In a 2001 case (Mulligan v. Panther Valley Property Owners Association), a New Jersey Appeals Court rejected an association by-law barring predators because of public policy concerns the court found to be “troubling.” The court acknowledged that many people choose to live within common interest ownership communities specifically because of the perceived security they offer. But that “understandable desire of individuals to protect themselves and their families from some of the ravages of modern society…should not become a vehicle to ensure that those problems remain the burden of those least able to afford a viable solution,” the court said.The court also acknowledged that predators aren’t a protected class. “[But] it does not necessarily follow,” the court said, “that large segments of the state could entirely close their doors to such individuals, confining them to a narrow corridor, and thus perhaps exposing those within that remaining corridor to greater risk of harm than they might otherwise have had to confront.”This is one decision by one court.
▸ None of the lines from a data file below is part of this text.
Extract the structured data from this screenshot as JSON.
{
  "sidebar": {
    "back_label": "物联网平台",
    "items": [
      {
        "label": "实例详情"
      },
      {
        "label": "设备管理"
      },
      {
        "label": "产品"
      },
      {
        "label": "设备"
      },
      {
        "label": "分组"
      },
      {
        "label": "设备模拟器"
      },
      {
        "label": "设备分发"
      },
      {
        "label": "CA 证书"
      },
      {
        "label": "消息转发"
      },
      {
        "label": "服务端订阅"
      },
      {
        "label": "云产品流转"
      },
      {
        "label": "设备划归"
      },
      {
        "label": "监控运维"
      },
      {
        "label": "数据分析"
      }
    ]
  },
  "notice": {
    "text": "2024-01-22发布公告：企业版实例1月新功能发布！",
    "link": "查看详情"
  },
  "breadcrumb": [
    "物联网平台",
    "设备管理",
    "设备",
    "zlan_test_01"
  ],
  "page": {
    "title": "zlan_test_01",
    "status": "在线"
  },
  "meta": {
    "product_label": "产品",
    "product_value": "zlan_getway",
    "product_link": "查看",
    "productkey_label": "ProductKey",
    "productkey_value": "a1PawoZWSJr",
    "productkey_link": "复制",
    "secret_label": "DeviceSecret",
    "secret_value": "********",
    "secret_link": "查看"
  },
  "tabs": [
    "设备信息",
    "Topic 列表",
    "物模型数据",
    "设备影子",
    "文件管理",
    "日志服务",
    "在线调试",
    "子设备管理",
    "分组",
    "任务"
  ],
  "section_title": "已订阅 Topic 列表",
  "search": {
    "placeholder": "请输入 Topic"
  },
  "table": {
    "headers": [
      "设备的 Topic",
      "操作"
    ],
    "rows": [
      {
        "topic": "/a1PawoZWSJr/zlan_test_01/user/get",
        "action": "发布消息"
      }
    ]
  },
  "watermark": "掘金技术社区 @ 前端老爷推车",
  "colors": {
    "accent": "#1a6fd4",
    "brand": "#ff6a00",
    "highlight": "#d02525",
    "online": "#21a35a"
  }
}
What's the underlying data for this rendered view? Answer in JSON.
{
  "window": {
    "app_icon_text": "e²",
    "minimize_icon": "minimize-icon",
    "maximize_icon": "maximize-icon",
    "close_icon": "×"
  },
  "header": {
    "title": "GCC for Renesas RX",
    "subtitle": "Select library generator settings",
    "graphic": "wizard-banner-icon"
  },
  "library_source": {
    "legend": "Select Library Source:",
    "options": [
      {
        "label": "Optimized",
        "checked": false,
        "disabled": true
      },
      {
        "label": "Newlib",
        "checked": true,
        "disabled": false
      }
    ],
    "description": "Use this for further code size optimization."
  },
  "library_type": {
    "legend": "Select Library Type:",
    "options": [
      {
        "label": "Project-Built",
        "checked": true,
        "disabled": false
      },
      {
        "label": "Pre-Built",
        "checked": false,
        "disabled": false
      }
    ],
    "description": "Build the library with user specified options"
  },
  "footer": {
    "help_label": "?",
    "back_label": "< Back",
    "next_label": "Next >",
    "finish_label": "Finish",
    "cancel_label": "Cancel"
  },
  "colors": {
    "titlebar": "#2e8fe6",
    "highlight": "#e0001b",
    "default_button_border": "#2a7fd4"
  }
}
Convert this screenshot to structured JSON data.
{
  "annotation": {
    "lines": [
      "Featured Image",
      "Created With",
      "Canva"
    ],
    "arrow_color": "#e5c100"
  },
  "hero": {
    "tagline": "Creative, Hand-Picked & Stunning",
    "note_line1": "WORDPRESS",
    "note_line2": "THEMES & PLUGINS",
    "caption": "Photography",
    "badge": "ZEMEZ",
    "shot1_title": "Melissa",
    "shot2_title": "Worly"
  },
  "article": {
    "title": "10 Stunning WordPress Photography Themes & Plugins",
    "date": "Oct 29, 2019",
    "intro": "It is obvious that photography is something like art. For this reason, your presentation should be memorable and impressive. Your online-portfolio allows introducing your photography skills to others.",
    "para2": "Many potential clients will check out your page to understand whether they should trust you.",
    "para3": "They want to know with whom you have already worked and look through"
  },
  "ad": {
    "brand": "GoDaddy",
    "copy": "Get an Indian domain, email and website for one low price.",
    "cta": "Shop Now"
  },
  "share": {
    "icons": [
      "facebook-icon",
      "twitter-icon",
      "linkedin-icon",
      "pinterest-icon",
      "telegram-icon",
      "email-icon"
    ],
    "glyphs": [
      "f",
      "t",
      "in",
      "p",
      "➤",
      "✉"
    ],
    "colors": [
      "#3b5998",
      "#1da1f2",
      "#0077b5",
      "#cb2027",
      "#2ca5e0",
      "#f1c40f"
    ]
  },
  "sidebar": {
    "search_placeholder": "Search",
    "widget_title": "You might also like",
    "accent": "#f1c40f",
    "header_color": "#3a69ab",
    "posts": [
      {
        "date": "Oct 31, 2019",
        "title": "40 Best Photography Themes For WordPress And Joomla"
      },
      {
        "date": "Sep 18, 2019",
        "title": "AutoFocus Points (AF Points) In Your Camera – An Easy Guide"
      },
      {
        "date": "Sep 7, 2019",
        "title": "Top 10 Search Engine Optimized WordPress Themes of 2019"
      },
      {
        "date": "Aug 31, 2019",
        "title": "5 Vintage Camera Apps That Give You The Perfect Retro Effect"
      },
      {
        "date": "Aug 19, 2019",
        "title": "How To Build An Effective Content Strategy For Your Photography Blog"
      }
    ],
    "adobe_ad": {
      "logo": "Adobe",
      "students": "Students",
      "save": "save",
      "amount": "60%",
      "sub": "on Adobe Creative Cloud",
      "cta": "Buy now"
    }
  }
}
It does not necessarily predict how other courts in other jurisdictions would decide these issues or whether they will share the New Jersey court’s public policy concerns. But association by-laws or covenants banning predators will almost certainly be challenged. Unless your association wants to be the test case (and finance the litigation costs), the best advice for now is to limit board actions to notifying owners if predators move into the community, putting ban proposals on hold until the courts have provided more guidance on whether these measures will be upheld and what form they must take to withstand judicial scrutiny.